Poetry links Hazara, considered the most persecuted ethnic minority in Afghanistan, to their culture, their history, to country, to each other. In former times revered verses, or quatrains, were shared from one generation to the next. Hazara’s of today are more than likely to text their poems to each other, as did Aziz Fayaz, when he wrote the poem featured in this installation, a response to the many Hazara who had lost their lives, desperate to seek asylum from persecution, on boats that had sunk in the worlds oceans.
Bamiyarra was a Home Lands v2 project, a collaboration with City of Melbourne, the Cultural Development Network, Swinburne and LaTrobe Universities.
Inside Bamiyarra is a snapshot biopic of Bamiyarra itself, a media arts project that brought together a young team of Hazara from refugee backgrounds to work with Melbourne artists and filmmakers. We produced micro-docs, a photo essay and video installation much of which was inspired by a poem.
Migration is the story of a Hazara family that sought refuge in Australia, how the open sea both carried them here and afforded one of their sons a future in the surf.
Hope In Life follows the aspirations of Hazara who sought asylum in Australia to pursue their education and arts practice, and how their ties to home land influences and sustain them regardless of the challenges they face.
Produced in association with Youthworx Media.
Hazaragi culture is no where more accentuated than in a traditional wedding. Bringing together every facet of cultural life, from traditional music, clothing, food and ritual. A Hazaragi Weddingtraces the events leading up to and throughout the wedding ceremony. A Hazaragi Wedding is underscored by traditional music, a collage of wedding photos and video, and of course the food, the celebration, mehmanies (public feasts) and dance.
The cultural history of Afghanistan’s most persecuted minority is one interwoven with the arts, from the Persian poetry they learn as children to reverence for the Buddhas of Bamiyan, monolithic sculptures their ancestors created in the 5th Century and destroyed by the Taliban in 2001. To bring these practices into modern times, Hazara artist, Fazil Hussain Mousavi, founded The Sketch Club in Quetta, to introduce young Hazara to the skills, techniques and history of painting.
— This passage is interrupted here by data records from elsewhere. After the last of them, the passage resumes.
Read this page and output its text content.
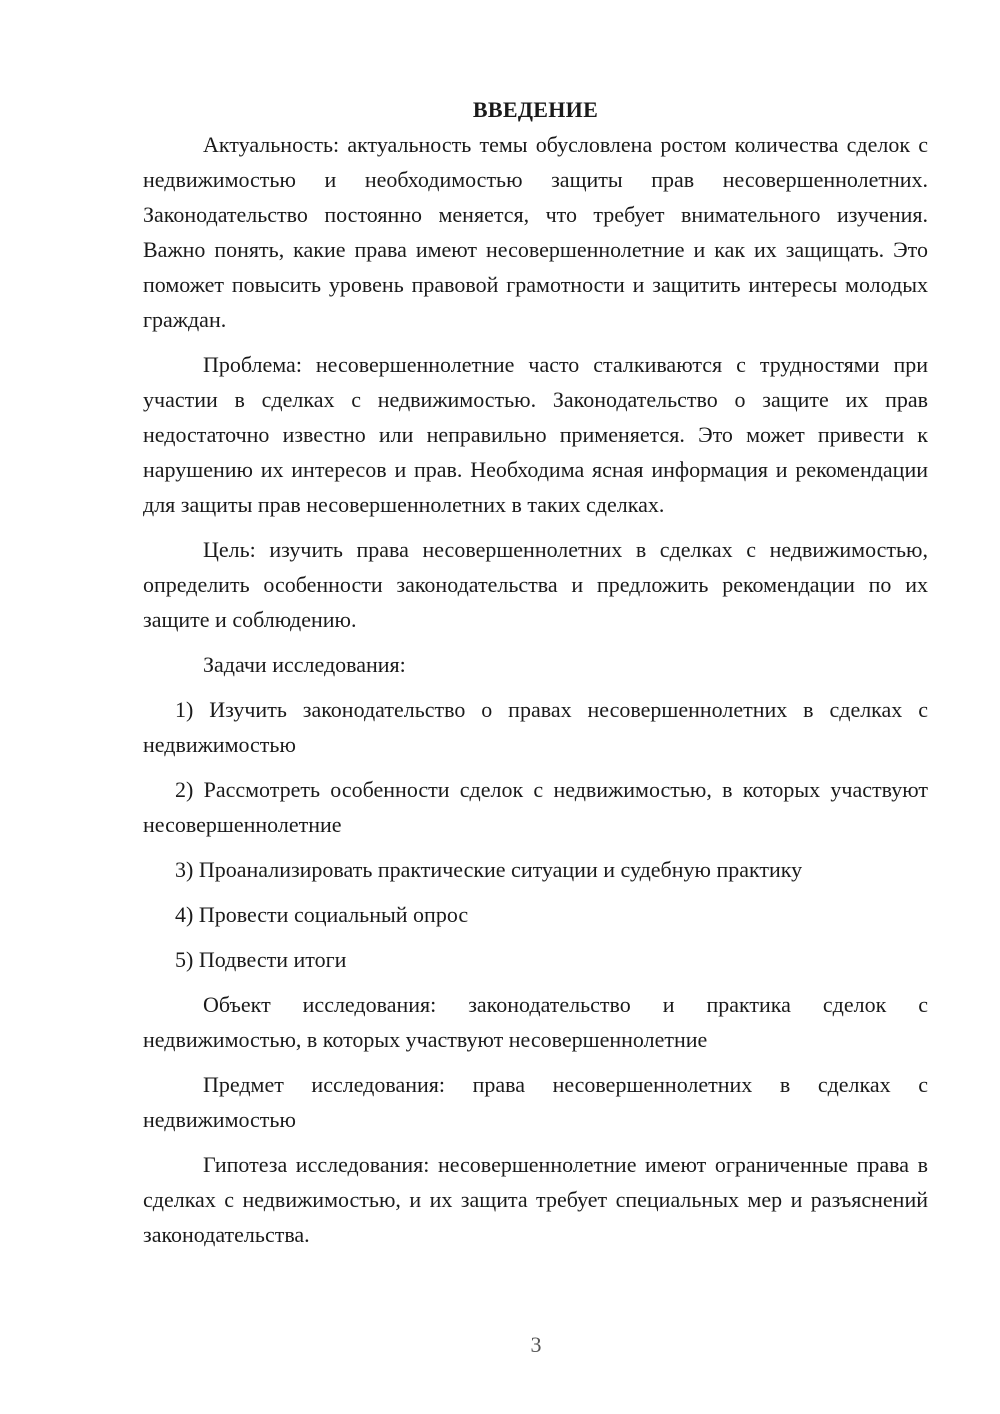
ВВЕДЕНИЕ

Актуальность: актуальность темы обусловлена ростом количества сделок с недвижимостью и необходимостью защиты прав несовершеннолетних. Законодательство постоянно меняется, что требует внимательного изучения. Важно понять, какие права имеют несовершеннолетние и как их защищать. Это поможет повысить уровень правовой грамотности и защитить интересы молодых граждан.

Проблема: несовершеннолетние часто сталкиваются с трудностями при участии в сделках с недвижимостью. Законодательство о защите их прав недостаточно известно или неправильно применяется. Это может привести к нарушению их интересов и прав. Необходима ясная информация и рекомендации для защиты прав несовершеннолетних в таких сделках.

Цель: изучить права несовершеннолетних в сделках с недвижимостью, определить особенности законодательства и предложить рекомендации по их защите и соблюдению.

Задачи исследования:

1) Изучить законодательство о правах несовершеннолетних в сделках с недвижимостью

2) Рассмотреть особенности сделок с недвижимостью, в которых участвуют несовершеннолетние

3) Проанализировать практические ситуации и судебную практику

4) Провести социальный опрос

5) Подвести итоги

Объект исследования: законодательство и практика сделок с недвижимостью, в которых участвуют несовершеннолетние

Предмет исследования: права несовершеннолетних в сделках с недвижимостью

Гипотеза исследования: несовершеннолетние имеют ограниченные права в сделках с недвижимостью, и их защита требует специальных мер и разъяснений законодательства.

3
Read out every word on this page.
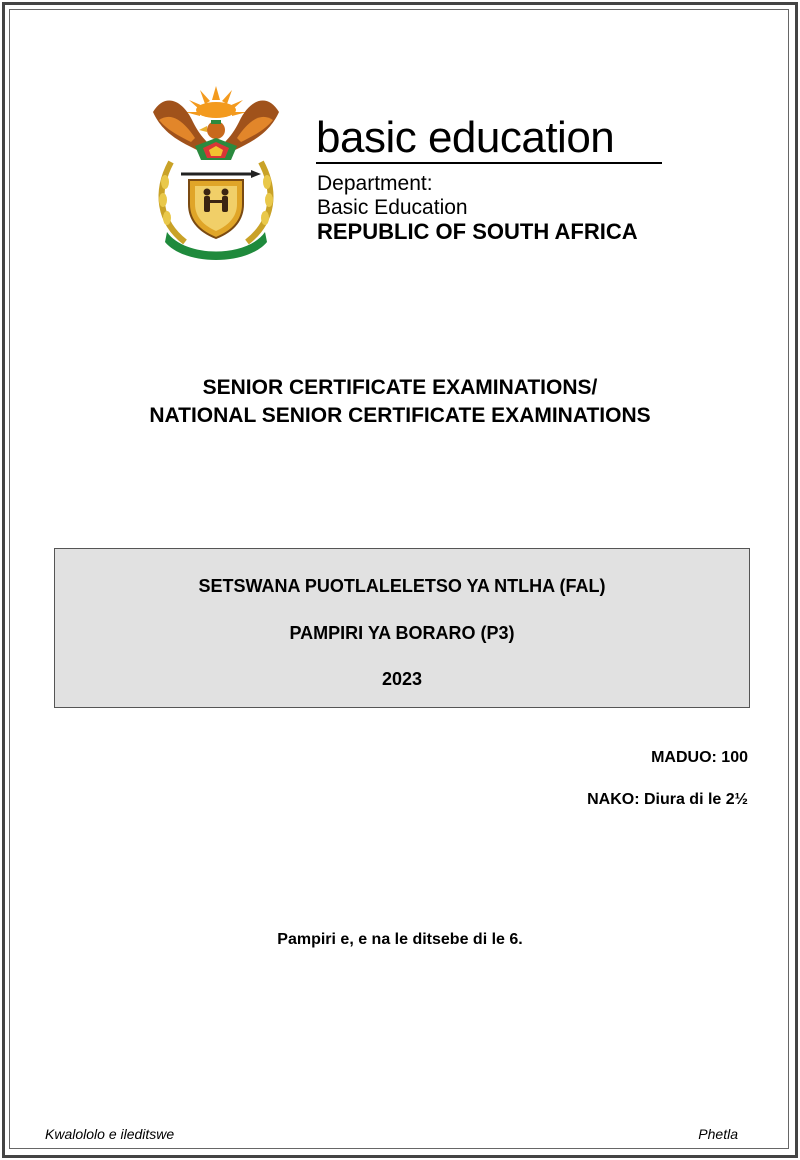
basic education
Department:
Basic Education
REPUBLIC OF SOUTH AFRICA
SENIOR CERTIFICATE EXAMINATIONS/
NATIONAL SENIOR CERTIFICATE EXAMINATIONS
SETSWANA PUOTLALELETSO YA NTLHA (FAL)
PAMPIRI YA BORARO (P3)
2023
MADUO: 100
NAKO: Diura di le 2½
Pampiri e, e na le ditsebe di le 6.
Kwalololo e ileditswe	Phetla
The micro-doc, Between The Lines, follows the story of The Sketch Club from Quetta to the Artful Dodgers Gallery in Collingwood, where its first exhibition in Australia is hosted. Between The Lines is a story of young Hazara depicting the social circumstances of their country, the genocide of Hazara people and how their new found skills and art has helped them to express the complex issues of injustice and uncertainty, that has also connected them to and inspired Hazara youth who have sought asylum the world over.
July 2012 was our final month of workshops leading up to the Not So Still(s) exhibition at Signal, which opened 3 August 2012, on Northbank, Melbourne. Workshops were led by Melbourne artists and film-makers, mentoring the Bamiyarra team in documentary production, photo essay techniques, video and sound installation.
In August 2011 we launched Bamiyarra, a project of Home Lands v2. The name combines the home of many Hazara, Bamiyan, and the Yarra River. The name connects their origins with their now home and for many, the river represents how they got here.
The trailer is a snap-shot of young Hazara in both Melbourne and abroad collaborating to produce a micro-docs series, a video installation, public screenings and exhibitions, mentored by media artists and creative producers.